# Lost during Trial? Separation



## julia71 (Oct 25, 2010)

I made my husband leave the house almost 2 weeks ago (long story short - he's an alcoholic and in another one of his lovely drunken screaming rants at me he took it a step further and hit me - deal breaker - see ya!). So, we are now separated, the kids have been told, etc. etc. Basically my trust and respect is destroyed and my love for him is like that of the love you have for a friend, not a wife for a husband - the alcoholism has destroyed alot. He's been getting help since he was tossed out - AA, counseling, and he seems serious about changing, etc.
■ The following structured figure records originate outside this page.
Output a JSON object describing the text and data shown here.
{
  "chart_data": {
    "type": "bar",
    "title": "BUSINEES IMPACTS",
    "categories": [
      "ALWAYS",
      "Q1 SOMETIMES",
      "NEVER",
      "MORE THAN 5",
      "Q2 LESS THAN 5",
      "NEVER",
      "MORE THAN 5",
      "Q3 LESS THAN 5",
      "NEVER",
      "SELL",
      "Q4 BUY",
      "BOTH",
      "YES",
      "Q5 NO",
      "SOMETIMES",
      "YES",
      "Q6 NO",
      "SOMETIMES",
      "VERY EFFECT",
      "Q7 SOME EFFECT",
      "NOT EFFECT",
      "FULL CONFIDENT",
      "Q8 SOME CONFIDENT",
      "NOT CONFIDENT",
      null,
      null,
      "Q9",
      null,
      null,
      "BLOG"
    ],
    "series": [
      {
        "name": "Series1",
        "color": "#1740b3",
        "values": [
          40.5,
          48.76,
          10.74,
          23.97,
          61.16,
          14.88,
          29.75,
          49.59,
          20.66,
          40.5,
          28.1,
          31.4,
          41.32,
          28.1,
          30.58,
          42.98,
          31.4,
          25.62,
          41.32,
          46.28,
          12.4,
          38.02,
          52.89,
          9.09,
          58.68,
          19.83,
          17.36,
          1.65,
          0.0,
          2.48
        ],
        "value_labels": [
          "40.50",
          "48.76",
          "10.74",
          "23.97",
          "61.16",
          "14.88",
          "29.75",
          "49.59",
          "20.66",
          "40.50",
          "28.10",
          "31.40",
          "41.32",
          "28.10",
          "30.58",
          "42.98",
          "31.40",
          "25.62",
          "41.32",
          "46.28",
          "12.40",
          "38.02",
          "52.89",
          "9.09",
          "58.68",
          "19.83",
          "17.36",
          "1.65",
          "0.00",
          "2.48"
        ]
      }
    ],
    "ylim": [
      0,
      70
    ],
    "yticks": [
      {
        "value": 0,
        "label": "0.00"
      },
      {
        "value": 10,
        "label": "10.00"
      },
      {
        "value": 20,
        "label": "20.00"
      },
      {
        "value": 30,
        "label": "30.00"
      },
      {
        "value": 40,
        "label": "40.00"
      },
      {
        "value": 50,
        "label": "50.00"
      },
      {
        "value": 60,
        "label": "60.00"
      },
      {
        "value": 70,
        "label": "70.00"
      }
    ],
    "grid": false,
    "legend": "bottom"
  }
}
I've told him I'm not sure I want to divorce, and I'm not sure I want to continue to marriage - with the trust, respect and love so horribly damaged, I need time to sort things out and figure out what I want. He understands that (he says) and says he'll give me that time. Problem is, I feel....lost. I am going to counseling - once a week. But right now I feel like I'm just going through the motions of day to day life and that's about it. Emotionally I'm mostly numb - I've cried, but not much at all. I don't think about it much, I'm almost like a robot on automatic. I feel like I should be doing something, thinking something, feeling something, but I'm just not. And meanwhile, I feel like everything rides on me, everyone is waiting on me to decide if our family is going to get back together or not. So I'm lost and everyone is waiting on me. I don't know how to begin to rebuild the trust (if I can), or the respect (if I can), or the right kind of love (if I can), or to even know if I can. Has anyone felt like this when going through a, I guess, trial separation? Do you eventually know how to work on things? How do you know if you should continue your marriage or not? How long is too long to take to think through things? Not that I'm apparently thinking.


----------



## mariem1967 (Dec 1, 2010)

Hi, all cases are different but all have lot in common. I think it is good to seek some professional help cause it's hard that someone can understand your situation by your post here. I passed through similar situation and if you find someone to hear full story and someone with lot's of experience you can go out from this situation quick and with new positive energy that can help you to continue your life.


----------